Le ministère de la Santé révèle ce mercredi que le patient, de retour de RDC, a été pris en charge dans un établissement spécialisé. En RDC, les contaminations confirmées se multiplient.

Pour la première fois, un cas d’Ebola a été identifié sur le territoire français, chez un médecin de retour de la République démocratique du Congo (RDC) actuellement confrontée à une importante épidémie, ont annoncé les autorités sanitaires françaises ce mercredi.

Le ministère de la Santé « confirme ce jour l’identification d’un premier cas positif de maladie à virus Ebola sur le territoire national », dit-il dans un communiqué. Le ministère a précisé que le cas avait été identifié en métropole.

« Le patient, de retour d’une des zones de circulation du virus en RDC, a immédiatement été pris en charge dans un établissement spécialisé et se trouve dans un état stable », a ajouté la même source. « Toutes les mesures de précaution, et notamment l’isolement du patient, ont été prises dès son arrivée sur le territoire national, avec un transfert à l’hôpital dans des conditions sécurisées afin d’éviter tout risque de contamination », a encore assuré le ministère.

Les éventuels cas contacts seront enjoints à un « isolement à domicile de 21 jours et bénéficieront d’une surveillance attentive durant cette période », selon la même source. La situation est suivie « de très près » par le Premier ministre, selon son entourage.

C’est la première fois qu’un cas de cette fièvre hémorragique est diagnostiqué en France. En 2014, lors d’une importante épidémie en Afrique de l’Ouest, deux patients avaient été accueillis sur le territoire français, mais après avoir été diagnostiqués à l’étranger. Quelques cas avaient, en revanche, été détectés à l’époque sur les sols américain ou britannique.

Le cas français est le premier identifié hors du continent africain pour cette épidémie qui frappe aussi l’Ouganda, et met en jeu une souche rare du virus, dite Bundibugyo, contre lequel il n’existe ni vaccin ni traitement spécifique.

Plus d’un millier de cas d’infection par le virus Ebola ont désormais été confirmés en RDC, indique l’Organisation mondiale de la Santé (OMS) dans son dernier bilan épidémiologique datant du 21 juin : 1 048 cas ont été confirmés, 202 suspectés. Ebola a causé la mort de 267 personnes.

1 048 cas confirmés en RDC au 21 juin

Les cas confirmés ont plus que doublé en 24 heures et les décès plus que triplé ; 471 cas et 84 décès, disait le bulletin du 20 juin. Cette nouvelle augmentation intervient alors que se multiplient les avertissements selon lesquels l’épidémie actuelle, que l’OMS a qualifiée d’urgence de santé publique de portée internationale, pourrait rivaliser avec l’épidémie record de 2014-2016 qui avait fait plus de 11 000 morts en Afrique de l’Ouest.
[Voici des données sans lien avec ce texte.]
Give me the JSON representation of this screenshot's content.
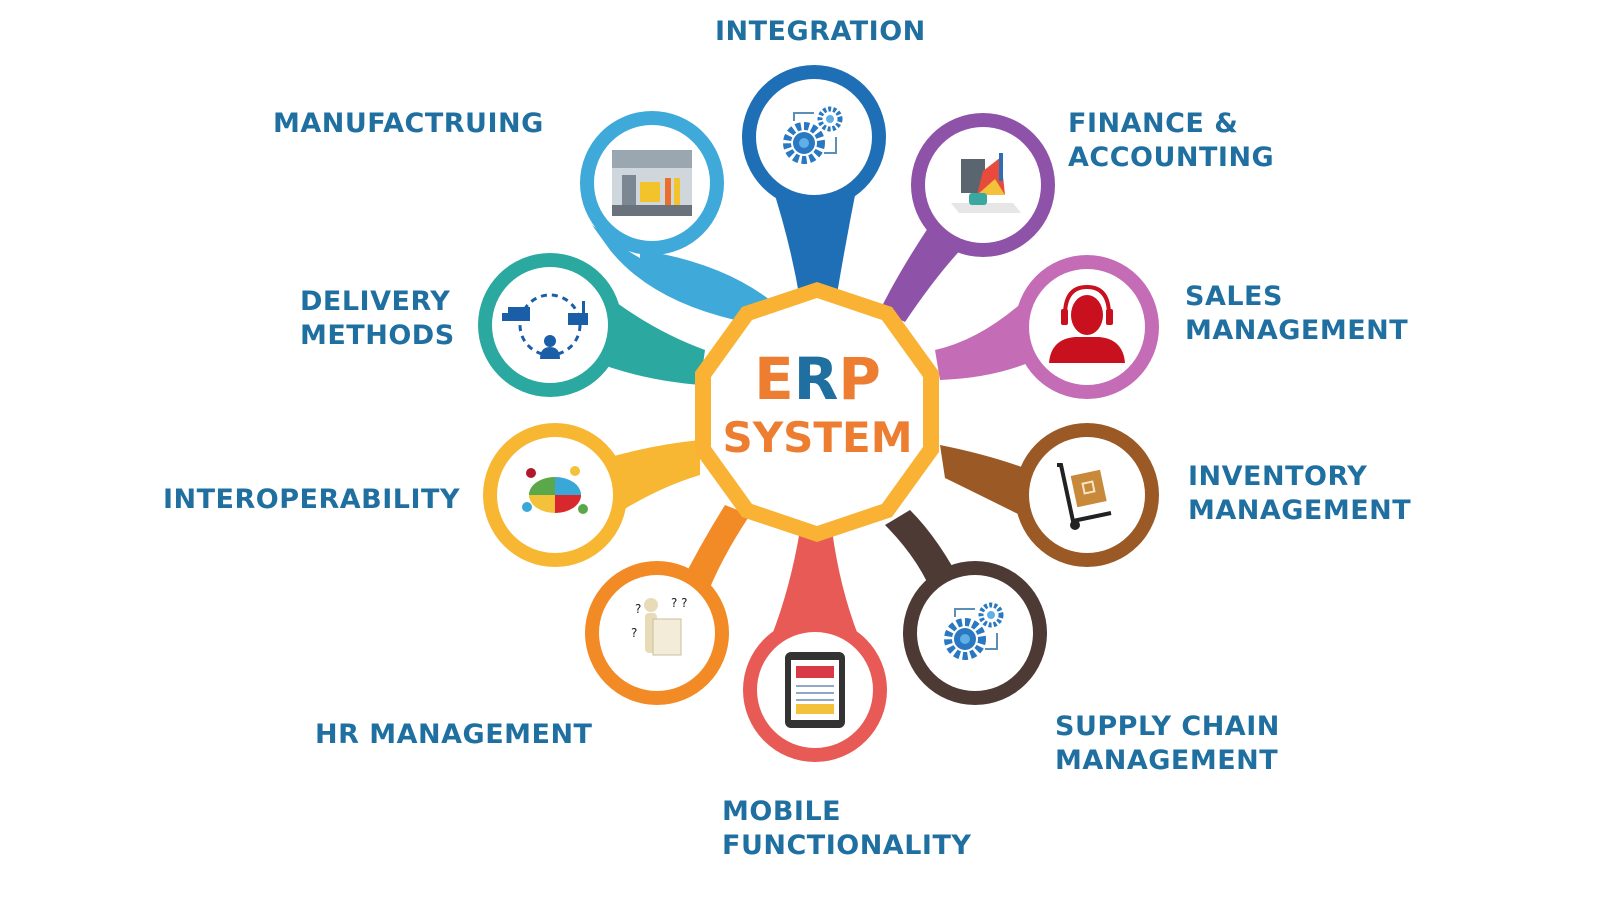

En l’absence de mesures fortes de santé publique, « ce niveau est possible », a déclaré Jason Asher, du département de prévision et d’analyse des épidémies des Centres pour le contrôle et la prévention des maladies (CDC, principale agence sanitaire américaine).

Ebola, qui se transmet par contact rapproché et par les fluides corporels, a tué plus de 15 000 personnes en Afrique au cours des 50 dernières années.

L’épidémie actuelle a été déclarée le 15 mai dans le nord-est de la RDC, mais on pense que le virus se propageait déjà discrètement depuis un certain temps.